Deborah Orr: The problem with equal opportunity for all

06 November 2009 » education, trevorblake

Some years ago, while I was at the local one o’clock club with my toddler, I was approached by a young lady with a clipboard. She was involved with a new government initiative called Sure Start, she explained, and wondered if I would mind answering a few questions. She didn’t ask many, because after I had responded to her early query about my postcode, she explained politely that my child wouldn’t qualify for the programme anyway.  That was fair enough, except that my street has a very broad socio-economic mix. While my own household is certainly not “deprived”, there are a lot of families on the street who are in a quite different position.
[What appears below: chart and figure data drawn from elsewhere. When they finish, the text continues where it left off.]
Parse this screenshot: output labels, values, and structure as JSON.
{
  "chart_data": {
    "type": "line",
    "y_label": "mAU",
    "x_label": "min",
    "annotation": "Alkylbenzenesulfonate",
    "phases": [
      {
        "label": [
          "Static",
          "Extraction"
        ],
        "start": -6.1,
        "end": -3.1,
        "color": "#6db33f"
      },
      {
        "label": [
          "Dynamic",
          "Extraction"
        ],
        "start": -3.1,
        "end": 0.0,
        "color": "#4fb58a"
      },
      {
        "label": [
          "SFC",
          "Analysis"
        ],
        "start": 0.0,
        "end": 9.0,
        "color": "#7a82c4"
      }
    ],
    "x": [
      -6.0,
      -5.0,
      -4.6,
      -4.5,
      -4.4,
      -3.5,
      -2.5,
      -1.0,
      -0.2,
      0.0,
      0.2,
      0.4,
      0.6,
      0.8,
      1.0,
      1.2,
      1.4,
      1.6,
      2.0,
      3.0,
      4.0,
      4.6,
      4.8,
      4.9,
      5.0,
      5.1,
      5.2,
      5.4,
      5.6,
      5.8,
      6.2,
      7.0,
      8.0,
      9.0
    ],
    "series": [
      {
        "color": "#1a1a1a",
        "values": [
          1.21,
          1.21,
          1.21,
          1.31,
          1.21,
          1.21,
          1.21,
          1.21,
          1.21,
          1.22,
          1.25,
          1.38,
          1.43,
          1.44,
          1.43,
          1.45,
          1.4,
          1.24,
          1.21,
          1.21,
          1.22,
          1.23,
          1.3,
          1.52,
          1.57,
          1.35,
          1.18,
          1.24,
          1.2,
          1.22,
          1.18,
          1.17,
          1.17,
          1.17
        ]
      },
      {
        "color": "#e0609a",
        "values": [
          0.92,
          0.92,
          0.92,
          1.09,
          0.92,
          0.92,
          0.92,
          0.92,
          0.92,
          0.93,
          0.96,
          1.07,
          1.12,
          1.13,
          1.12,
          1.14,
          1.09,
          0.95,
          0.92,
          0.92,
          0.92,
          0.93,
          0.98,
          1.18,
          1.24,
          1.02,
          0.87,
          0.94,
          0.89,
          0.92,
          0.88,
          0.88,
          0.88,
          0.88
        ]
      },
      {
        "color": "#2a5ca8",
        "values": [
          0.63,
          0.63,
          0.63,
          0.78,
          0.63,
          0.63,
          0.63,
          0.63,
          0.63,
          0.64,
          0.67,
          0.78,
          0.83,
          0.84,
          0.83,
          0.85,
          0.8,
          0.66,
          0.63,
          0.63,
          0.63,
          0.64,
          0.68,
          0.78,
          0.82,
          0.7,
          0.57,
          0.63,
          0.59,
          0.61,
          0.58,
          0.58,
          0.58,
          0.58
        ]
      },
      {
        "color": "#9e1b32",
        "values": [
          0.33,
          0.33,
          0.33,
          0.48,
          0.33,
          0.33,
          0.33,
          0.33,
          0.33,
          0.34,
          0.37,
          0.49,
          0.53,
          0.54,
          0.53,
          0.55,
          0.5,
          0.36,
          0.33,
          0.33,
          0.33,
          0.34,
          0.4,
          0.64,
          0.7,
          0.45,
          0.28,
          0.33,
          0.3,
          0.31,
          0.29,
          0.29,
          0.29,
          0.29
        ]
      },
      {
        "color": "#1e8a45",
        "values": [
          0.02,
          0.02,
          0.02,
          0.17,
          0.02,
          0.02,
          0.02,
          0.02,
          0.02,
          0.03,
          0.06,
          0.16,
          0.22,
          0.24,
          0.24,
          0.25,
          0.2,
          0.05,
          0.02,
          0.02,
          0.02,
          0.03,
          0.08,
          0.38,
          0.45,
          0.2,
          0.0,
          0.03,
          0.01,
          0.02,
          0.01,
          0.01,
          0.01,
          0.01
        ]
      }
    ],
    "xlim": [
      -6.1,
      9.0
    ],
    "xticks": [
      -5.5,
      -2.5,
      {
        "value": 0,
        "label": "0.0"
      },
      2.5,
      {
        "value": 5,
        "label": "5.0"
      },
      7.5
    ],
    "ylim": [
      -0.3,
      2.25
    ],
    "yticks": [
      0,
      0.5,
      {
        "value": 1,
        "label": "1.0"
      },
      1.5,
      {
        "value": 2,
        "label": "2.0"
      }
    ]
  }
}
When I pointed this out to her, she flicked her eyes down her list, and confirmed that on my short road there were indeed a lot of postcodes that did come within the ambit of the project. I found this level of detail to be impressive and reassuring.

As I say, this was a while back, and Sure Start has changed since that time. It now offers universal as well as targeted services, and the present plan is to have a Sure Start children’s centre in every community by next year. Yet this week Iram Siraj-Blatchford, who is a professor of early childhood education at the Institute of Education, warned a parliamentary inquiry into Sure Start that expansion of the programme would dilute its progress. “If you improve quality for everyone,” she said, “you can actually extend the gap.”  Therein lies the problem with the idea of equal opportunity for all. Some people are simply better placed to take advantage of opportunity, and if equality of outcome is what you are looking for, then the way to achieve it is by offering the greatest opportunity to the least advantaged, and – here’s the snag – vice versa. [...]
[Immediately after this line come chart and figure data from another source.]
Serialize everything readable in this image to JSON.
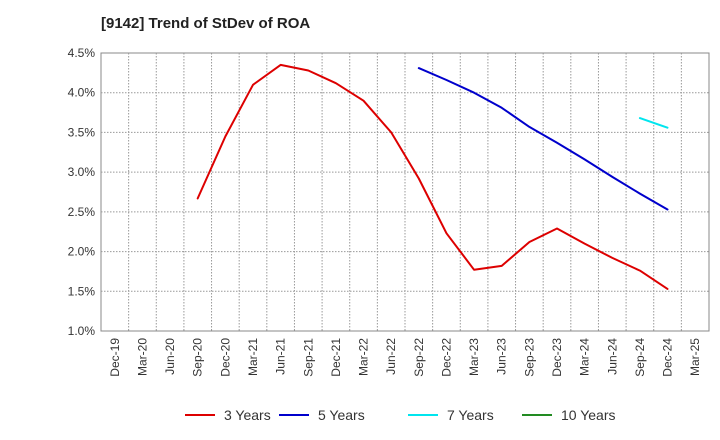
{
  "chart_data": {
    "type": "line",
    "title": "[9142]  Trend of StDev of ROA",
    "xlabel": "",
    "ylabel": "",
    "x_categories": [
      "Dec-19",
      "Mar-20",
      "Jun-20",
      "Sep-20",
      "Dec-20",
      "Mar-21",
      "Jun-21",
      "Sep-21",
      "Dec-21",
      "Mar-22",
      "Jun-22",
      "Sep-22",
      "Dec-22",
      "Mar-23",
      "Jun-23",
      "Sep-23",
      "Dec-23",
      "Mar-24",
      "Jun-24",
      "Sep-24",
      "Dec-24",
      "Mar-25"
    ],
    "y_ticks": [
      "1.0%",
      "1.5%",
      "2.0%",
      "2.5%",
      "3.0%",
      "3.5%",
      "4.0%",
      "4.5%"
    ],
    "ylim": [
      1.0,
      4.5
    ],
    "grid": true,
    "legend_position": "bottom",
    "series": [
      {
        "name": "3 Years",
        "color": "#dd0000",
        "points": [
          {
            "x": "Sep-20",
            "y": 2.67
          },
          {
            "x": "Dec-20",
            "y": 3.45
          },
          {
            "x": "Mar-21",
            "y": 4.1
          },
          {
            "x": "Jun-21",
            "y": 4.35
          },
          {
            "x": "Sep-21",
            "y": 4.28
          },
          {
            "x": "Dec-21",
            "y": 4.12
          },
          {
            "x": "Mar-22",
            "y": 3.9
          },
          {
            "x": "Jun-22",
            "y": 3.5
          },
          {
            "x": "Sep-22",
            "y": 2.92
          },
          {
            "x": "Dec-22",
            "y": 2.23
          },
          {
            "x": "Mar-23",
            "y": 1.77
          },
          {
            "x": "Jun-23",
            "y": 1.82
          },
          {
            "x": "Sep-23",
            "y": 2.12
          },
          {
            "x": "Dec-23",
            "y": 2.29
          },
          {
            "x": "Mar-24",
            "y": 2.1
          },
          {
            "x": "Jun-24",
            "y": 1.92
          },
          {
            "x": "Sep-24",
            "y": 1.76
          },
          {
            "x": "Dec-24",
            "y": 1.53
          }
        ]
      },
      {
        "name": "5 Years",
        "color": "#0000cc",
        "points": [
          {
            "x": "Sep-22",
            "y": 4.31
          },
          {
            "x": "Dec-22",
            "y": 4.16
          },
          {
            "x": "Mar-23",
            "y": 4.0
          },
          {
            "x": "Jun-23",
            "y": 3.81
          },
          {
            "x": "Sep-23",
            "y": 3.57
          },
          {
            "x": "Dec-23",
            "y": 3.37
          },
          {
            "x": "Mar-24",
            "y": 3.16
          },
          {
            "x": "Jun-24",
            "y": 2.94
          },
          {
            "x": "Sep-24",
            "y": 2.73
          },
          {
            "x": "Dec-24",
            "y": 2.53
          }
        ]
      },
      {
        "name": "7 Years",
        "color": "#00e5ee",
        "points": [
          {
            "x": "Sep-24",
            "y": 3.68
          },
          {
            "x": "Dec-24",
            "y": 3.56
          }
        ]
      },
      {
        "name": "10 Years",
        "color": "#228b22",
        "points": []
      }
    ]
  }
}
The more unequal your society is, the less well a comprehensive education system is likely to work. The experiment was conceived at a time when people felt unduly optimistic about increased social equality, which means it was, at best, badly timed and, at worst, simply misconceived.  When Siraj-Blatchford says that “if you improve quality for everyone, you can actually extend the gap”, she is really saying that if you give help to a range of people, whether they are in particular need of it or not, the intervention is simply going to equip even better those who were more likely to win the battle for scarce resources in the first place.

Article continues.  I am an advocate of offering as much equal opportunity as possible in education.  This is a sufficiently difficult task in itself to not complicate the matter by confusing opportunity with outcome.  When a student breaks out of limited expectations placed on them the effort to provide equal opportunity pays off.  There are no means to insure equal outcomes.  Measuring equal opportunity by equal outcome is an error.